Fras silently introduces the band, before they file neatly off-stage, taking their leave of us to the strains of some Ernie Freeman style Hammond organ, and it’s a last treat to see a clutch of beefy, black-leather-clad Laibach weirdos grooving away like they are at The Eve Club in 1961. I swear, too, that one of them is Lothar Matthäus in a long, leather trench coat, white Laibach cross armband stitched on with evident pride.

I make my way back along Upper Street, trying to growl out “Der Mensch ist ein Seil, geknüpft zwischen Tier und Übermensch”vii in the same sub-sonic register as Fras. And failing miserably, I might add.

*

Laibach live November 2017

Like Papa Legba, one of rock’s dreamtime foundational deities, Laibach are a trickster god; they revel in their abstruse cloak of aggressive symbolism, their slippery confounding of categorisation and their careful construction of ambiguous space. Theirs is a conjurer’s legerdemain, and it is really quite something to behold.

Yet it would be a mistake to regard their unreliable narration as the medium. I can’t help but feel that it is the very message itself. Yes, Laibach are musicians, whose primary aim is to entertain, but they are also, clearly, artists, and for all the KLF-style jolly-japery of the concert in North Korea, there was a deadly serious point there. At a time when the West seems so unwilling, or unable, to mount a robust defence of Enlightenment values, Laibach play the role of the sheep farmer in American Werewolf In London, warning us to “Keep off the moors, stick to the roads”. To stray too far from the road of eudaimonia risks becoming lost on the moors of unreason, where we fall easy prey to the wolf of totalitarianism, whichever shape it may have shifted into. The consequences of that are – always – murderous.

Laibach and think of the gulag…

-Words: David Solomons-
-Pictures: Dave Pettit-

i  “Dark. Dark is the night”.

ii  Can you imagine the almost unbelievable amount of ideological vetting that must have had to take place before such an event was permitted to go ahead? That Laibach managed to actually pass such vetting surely took their unique brand of Situationist humour to dizzying new heights.

iii  Most unsettling of all is the large bar of soap sitting inertly on its dais, like some kind of grotesque Rorschach blot. Is it here because Milan Fras wishes to share his love of bath time with us? Or is it a silent reminder of the obscene wartime experiments at the Danzig Anatomical Institute run by Rudolph Spanner, when the fat rendered from corpses from local prisons and mental institutions was processed into soap? (Nuremberg Trial Proceedings Vol. 7, SIXTY-SECOND DAY, 19 February 1946, Morning Session.) Mercifully, it never reached any level of industrial production and remained a small, isolated abhorrent experiment. The memorial plaque now in Gdańsk states “People brought this fate upon people…”

iv  Linda Bellos, take a bow… So, too, the Anarchist Bookfair 2018.

v  The Buttholes Surfers’ glorious use of stomach-churning medical operation footage was surely the Gloria in Excelsis Deo example.
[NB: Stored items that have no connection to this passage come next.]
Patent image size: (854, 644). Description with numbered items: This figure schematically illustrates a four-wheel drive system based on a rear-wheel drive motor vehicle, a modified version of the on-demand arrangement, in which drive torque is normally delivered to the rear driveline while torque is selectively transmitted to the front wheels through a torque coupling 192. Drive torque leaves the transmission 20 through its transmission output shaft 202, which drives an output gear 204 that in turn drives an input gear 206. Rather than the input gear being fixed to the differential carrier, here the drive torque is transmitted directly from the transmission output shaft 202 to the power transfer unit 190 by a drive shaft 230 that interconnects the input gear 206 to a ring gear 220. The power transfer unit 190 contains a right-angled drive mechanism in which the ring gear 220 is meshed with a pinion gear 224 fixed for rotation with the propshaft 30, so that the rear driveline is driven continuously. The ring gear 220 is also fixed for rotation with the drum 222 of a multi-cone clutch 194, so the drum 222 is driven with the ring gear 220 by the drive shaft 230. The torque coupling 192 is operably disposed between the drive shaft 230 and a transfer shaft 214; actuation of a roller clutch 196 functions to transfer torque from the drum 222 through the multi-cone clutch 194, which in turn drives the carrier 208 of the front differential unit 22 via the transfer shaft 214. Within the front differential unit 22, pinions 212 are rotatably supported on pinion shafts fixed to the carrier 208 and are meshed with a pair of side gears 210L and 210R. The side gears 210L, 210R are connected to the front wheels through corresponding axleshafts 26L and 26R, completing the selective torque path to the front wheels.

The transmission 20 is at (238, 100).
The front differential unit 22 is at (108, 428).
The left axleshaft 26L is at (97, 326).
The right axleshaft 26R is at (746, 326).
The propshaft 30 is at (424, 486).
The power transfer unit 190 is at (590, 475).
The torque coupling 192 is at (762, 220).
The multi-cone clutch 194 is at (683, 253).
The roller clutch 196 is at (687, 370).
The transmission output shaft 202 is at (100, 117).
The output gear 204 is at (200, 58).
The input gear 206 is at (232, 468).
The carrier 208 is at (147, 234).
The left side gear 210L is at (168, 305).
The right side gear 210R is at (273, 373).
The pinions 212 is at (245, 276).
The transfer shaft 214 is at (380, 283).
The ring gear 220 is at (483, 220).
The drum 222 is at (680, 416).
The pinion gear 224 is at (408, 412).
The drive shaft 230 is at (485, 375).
Who could forget the scalpel making the first delicate incision into the gangrenous scrotal sack that we were presented with at ULU..?

vi  They reminded me pleasantly of the old credits to The World About Us.

vii  In this respect, one of the most memorable and uncompromising dynamics that I ever remember witnessing was that of Nottingham’s Savoy Grand playing at the old Vortex in Stoke Newington sometime in the late 1990s. Known for performing their delicate, reflective music at such minimal levels of volume that even a mouse scurrying about in the wainscoting was likely to overpower it, the sheer quietness of the set forced even the most ardent talkers into a reluctant silence, since even a whisper was patently enough to drown out the music. The audience was visibly leaning in to try and hear better.

vii  “Man is a rope, knotted between animal and Superman”.